Alla vigilia delle olimpiadi di Pechino, Xi Jinping si è incontrato con Vladimir Putin. E’ stato il primo colloquio dal vivo con un capo di Stato straniero che il leader cinese ha condotto in due anni e mezzo, dallo scoppio del Covid. L’evento è passato quasi inosservato dai media internazionali, ma oggi, alla luce di quanto è successo nell’ultima settimana in Ucraina, l’incontro post-Covid tra i due leader assume un significato non solo simbolico ma anche strategico importante.

Nella dichiarazione congiunta di Xi e Putin si legge l’impegno delle due nazioni a mantenere una politica estera che riconosce alla Cina le pretese su Taiwan e che si oppone all’ulteriore espansione della Nato. Altro punto cruciale la preoccupazione di entrambi per l’alleanza Aukus, che include l’Australia, il Regno Unito e gli Stati Uniti.

Leggendo tra le righe si percepisce l’appoggio di Pechino per la politica di Mosca nei confronti dell’Ucraina. Anche se il linguaggio è meno esplicito di quello relativo alle pretese cinesi su Taiwan, è chiaro che Xi Jinping sostiene il desiderio di Putin di riportare l’Ucraina nella sfera d’influenza russa. Ed infatti durante l’incontro la Cina si è detta disposta ad aiutare la Russia se ci sarà un’altra ondata di sanzioni, come è successo negli ultimi giorni. A tale proposito Xi e Putin hanno discusso anche di affari ripromettendosi di aumentare gli scambi tra le due superpotenze, portandoli a 200 miliardi di dollari, rispetto ai 140 miliardi di dollari raggiunti nel 2021.

La domanda da porsi è se Putin ha fatto partecipe Xi del suo progetto bellico in Ucraina.
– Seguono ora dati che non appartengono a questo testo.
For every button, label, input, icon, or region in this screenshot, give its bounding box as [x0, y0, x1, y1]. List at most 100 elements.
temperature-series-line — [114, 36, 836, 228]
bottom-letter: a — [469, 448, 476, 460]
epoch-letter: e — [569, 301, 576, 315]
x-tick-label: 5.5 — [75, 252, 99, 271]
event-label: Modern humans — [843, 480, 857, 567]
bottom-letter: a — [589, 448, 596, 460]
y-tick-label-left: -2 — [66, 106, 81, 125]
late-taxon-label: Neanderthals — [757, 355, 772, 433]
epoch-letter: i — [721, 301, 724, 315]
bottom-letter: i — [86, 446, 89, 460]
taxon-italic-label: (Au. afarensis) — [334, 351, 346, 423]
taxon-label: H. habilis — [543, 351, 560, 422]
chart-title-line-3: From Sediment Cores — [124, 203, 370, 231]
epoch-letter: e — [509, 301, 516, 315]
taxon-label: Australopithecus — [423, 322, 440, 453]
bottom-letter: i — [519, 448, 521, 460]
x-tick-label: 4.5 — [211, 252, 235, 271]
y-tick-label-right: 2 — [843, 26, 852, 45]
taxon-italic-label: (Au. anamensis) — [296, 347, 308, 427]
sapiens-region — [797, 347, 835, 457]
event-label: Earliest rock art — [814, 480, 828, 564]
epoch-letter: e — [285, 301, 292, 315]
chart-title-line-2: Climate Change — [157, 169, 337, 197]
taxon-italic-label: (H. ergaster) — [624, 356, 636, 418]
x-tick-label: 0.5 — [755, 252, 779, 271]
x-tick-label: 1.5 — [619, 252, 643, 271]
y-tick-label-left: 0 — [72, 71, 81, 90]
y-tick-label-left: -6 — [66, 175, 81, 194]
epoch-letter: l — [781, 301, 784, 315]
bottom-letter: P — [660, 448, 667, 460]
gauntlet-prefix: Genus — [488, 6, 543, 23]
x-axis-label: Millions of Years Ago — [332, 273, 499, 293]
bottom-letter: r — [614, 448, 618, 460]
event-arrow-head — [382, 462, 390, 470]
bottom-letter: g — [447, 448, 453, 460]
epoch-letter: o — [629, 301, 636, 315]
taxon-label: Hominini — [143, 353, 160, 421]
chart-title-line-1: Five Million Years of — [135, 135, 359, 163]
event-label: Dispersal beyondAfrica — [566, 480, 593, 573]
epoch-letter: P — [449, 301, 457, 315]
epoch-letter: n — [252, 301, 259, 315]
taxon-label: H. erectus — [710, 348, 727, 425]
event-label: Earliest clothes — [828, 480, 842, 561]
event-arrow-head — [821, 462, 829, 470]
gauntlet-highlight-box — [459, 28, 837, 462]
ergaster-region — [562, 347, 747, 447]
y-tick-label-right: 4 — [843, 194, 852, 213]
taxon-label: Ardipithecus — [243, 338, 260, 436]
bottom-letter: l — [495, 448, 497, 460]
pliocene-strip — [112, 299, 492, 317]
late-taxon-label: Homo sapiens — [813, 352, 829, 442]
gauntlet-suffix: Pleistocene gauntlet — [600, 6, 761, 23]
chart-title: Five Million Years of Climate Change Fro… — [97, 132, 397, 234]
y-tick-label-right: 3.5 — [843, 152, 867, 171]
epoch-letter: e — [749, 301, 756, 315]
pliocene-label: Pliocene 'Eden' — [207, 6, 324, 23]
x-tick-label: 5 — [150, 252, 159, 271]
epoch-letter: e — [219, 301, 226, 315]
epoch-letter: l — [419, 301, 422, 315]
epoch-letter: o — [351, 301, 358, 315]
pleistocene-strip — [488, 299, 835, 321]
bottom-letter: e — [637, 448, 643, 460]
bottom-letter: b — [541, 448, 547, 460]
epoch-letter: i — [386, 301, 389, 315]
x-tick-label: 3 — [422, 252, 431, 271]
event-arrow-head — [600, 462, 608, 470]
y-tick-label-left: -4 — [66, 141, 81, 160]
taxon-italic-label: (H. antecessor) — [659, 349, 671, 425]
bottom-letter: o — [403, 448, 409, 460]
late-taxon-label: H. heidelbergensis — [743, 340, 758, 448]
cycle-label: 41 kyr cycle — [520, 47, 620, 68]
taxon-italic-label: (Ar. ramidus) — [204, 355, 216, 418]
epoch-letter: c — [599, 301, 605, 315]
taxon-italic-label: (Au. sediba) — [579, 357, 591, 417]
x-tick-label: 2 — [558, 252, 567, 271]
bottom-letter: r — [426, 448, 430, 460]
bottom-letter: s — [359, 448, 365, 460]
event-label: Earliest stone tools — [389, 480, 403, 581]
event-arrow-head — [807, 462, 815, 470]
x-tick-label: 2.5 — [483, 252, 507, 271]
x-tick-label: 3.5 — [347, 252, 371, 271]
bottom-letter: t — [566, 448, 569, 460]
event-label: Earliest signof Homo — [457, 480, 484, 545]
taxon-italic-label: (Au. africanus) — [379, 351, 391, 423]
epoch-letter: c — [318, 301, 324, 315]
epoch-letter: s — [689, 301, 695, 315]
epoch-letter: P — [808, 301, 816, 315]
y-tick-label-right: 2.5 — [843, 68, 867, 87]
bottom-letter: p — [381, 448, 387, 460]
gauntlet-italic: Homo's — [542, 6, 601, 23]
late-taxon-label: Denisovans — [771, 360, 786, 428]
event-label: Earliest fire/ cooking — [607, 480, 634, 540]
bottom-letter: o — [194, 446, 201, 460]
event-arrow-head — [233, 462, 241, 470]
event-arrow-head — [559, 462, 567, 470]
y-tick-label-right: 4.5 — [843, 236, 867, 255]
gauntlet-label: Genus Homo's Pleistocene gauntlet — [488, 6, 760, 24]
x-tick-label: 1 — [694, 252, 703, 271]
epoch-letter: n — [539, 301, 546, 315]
E’ interessante notare che l’invasione è avvenuta subito dopo la chiusura dei giochi olimpici, un trionfo del soft power cinese. L’intelligence americana, che sicuramente aveva informazioni dettagliate riguardo al piano d’attacco russo, aveva detto che questo poteva avvenire anche prima della fine dei giochi, cosa che avrebbe contrariato Xi. Altro elemento da tenere presente è il silenzio iniziale di Pechino e l’esortazione a negoziare una volta che l’esercito russo è arrivato alle porte di Kiev. E’ chiaro che a questo punto Putin chiederà la spartizione dell’Ucraina.

Non sapremo mai la verità su quello che i due leader si sono detti ma una cosa è certa: Putin e Xi si sono accordati senza dover far approvare nulla a parlamenti o ministri, il loro potere decisionale è assoluto. E questo nel disordine mondiale attuale è il loro punto di forza.
Tempismo, dichiarazioni ed accordi tra Mosca e Pechino sembrano seguire una logica di alleanza a lungo termine diretta a cementare un blocco che a grandi linee ricorda quello comunista della guerra fredda. L’asse Mosca-Pechino canta all’unisono e si contrappone all’occidente democratico dove rimbomba una cacofonia di suoni. Il primo è gestito da due leader a vita, chiamiamoli anche dittatori, il secondo da democrazie in crisi, guidate da politici costantemente in campagna elettorale per essere rieletti.

Esiste una soluzione? Al momento non se ne intravede nessuna anche se i mercati si sono già tranquillizzati all’idea di un incontro che, se mai avverrà, si concluderà positivamente solo se l’Ucraina e l’Occidente accetteranno una spartizione. Forse questo è il vero problema dell’Occidente, il potere dei mercati, la dittatura della ricchezza, del benessere, un’ossessione che ci acceca e che ci porta a commettere errori irreparabili.

Vent’anni fa la Russia era in ginocchio, risorse e ricchezza saccheggiate dagli oligarchi che l’Occidente ha accolto a braccia aperte, intanto Putin e la sua squadra lavoravano sottotraccia per ricreare l’equilibrio del regime sovietico. L’Occidente avrebbe potuto favorire il processo democratico ed invece ha pensato solo ai soldi che, come fiumi, scorrevano nel suo sistema finanziario. A quanto pare oggi ci è arrivato il conto di quella bonanza.